Andreas Kröner und Francesco Canepa von Reuters haben eine interessante Analyse zu den ausgesprochen sinnvollen EU-Bankenabwicklungsregeln geschrieben. Die Regeln sind nach Einschätzung vieler wichtiger Marktteilnehmer schon wieder Makulatur:

Die Euphorie ist groß, als sich die Europäische Union im Dezember 2013 in Brüssel auf einen Fahrplan für die künftige Abwicklung maroder Banken einigt. "Durch die neuen Regeln werden große staatliche Bankenrettungen und ihre Konsequenzen für die Steuerzahler endgültig der Vergangenheit angehören", sagt EU-Binnenmarktkommissar Michel Barnier. Nach diversen staatlichen Rettungsaktionen in der Finanzkrise schwört sich die Politik, dass bei Bankenschieflagen künftig als erstes Aktionäre und Gläubiger zur Kasse gebeten werden ("Bail in"). Für Extremfälle wird ein EU-Rettungsfonds auf den Weg gebracht, der von den Instituten selbst befüllt wird. Beaufsichtigt wird er von einer neuen EU-Abwicklungsbehörde (SRB), die sich bei Bedarf um das kontrollierte Verschwinden kriselnder Geldhäuser kümmern soll.

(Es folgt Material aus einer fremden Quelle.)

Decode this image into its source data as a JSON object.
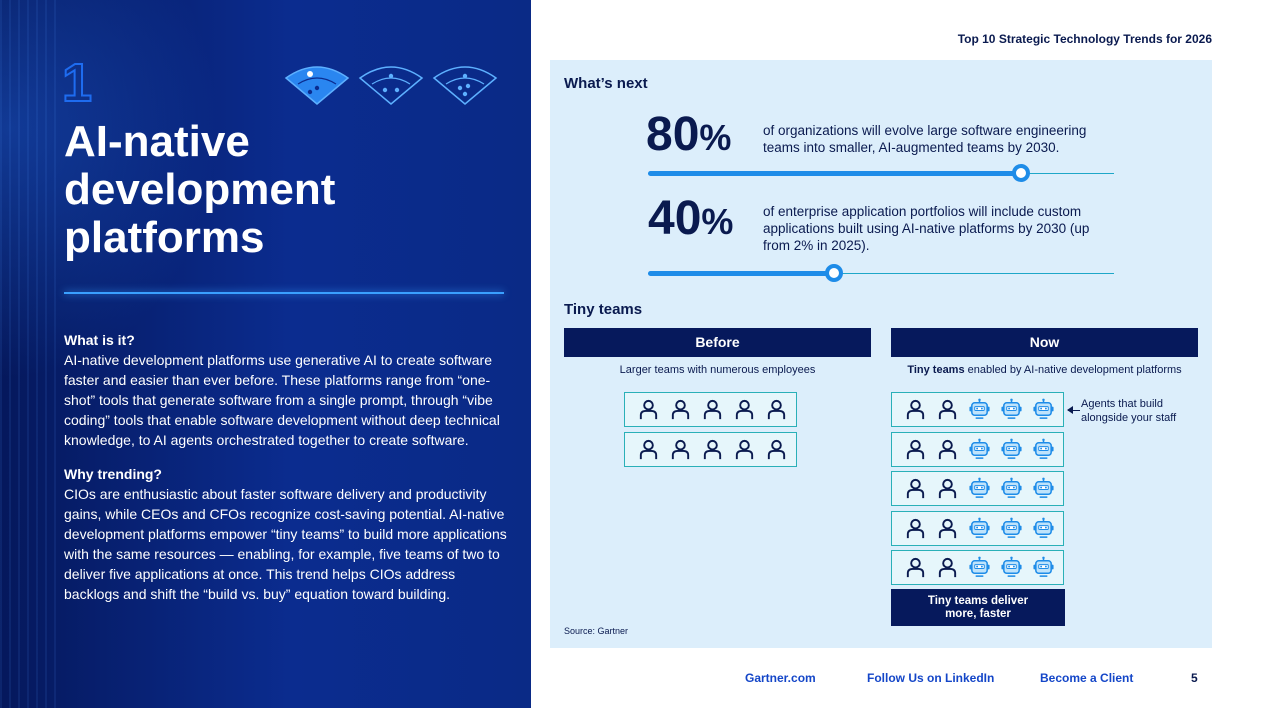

Gut drei Jahre später lächeln viele Politiker und Banker nur müde, wenn man sie auf die optimistischen Aussagen von damals anspricht. Der italienische Regierung hat kürzlich beschlossen, die Krisenbank Monte dei Paschi di Siena mit einer staatlichen Finanzspritze im Milliarden-Volumen zu retten. Das Mittelmeerland nutzt dabei eine Ausnahmeregel, die eine "vorsorgliche Rekapitalisierung" von Banken erlaubt. Auch italienische Privatanleger, die Anleihen von Monte dei Paschi gekauft haben, sollen vom Staat entschädigt und so vor Verlusten geschützt werden.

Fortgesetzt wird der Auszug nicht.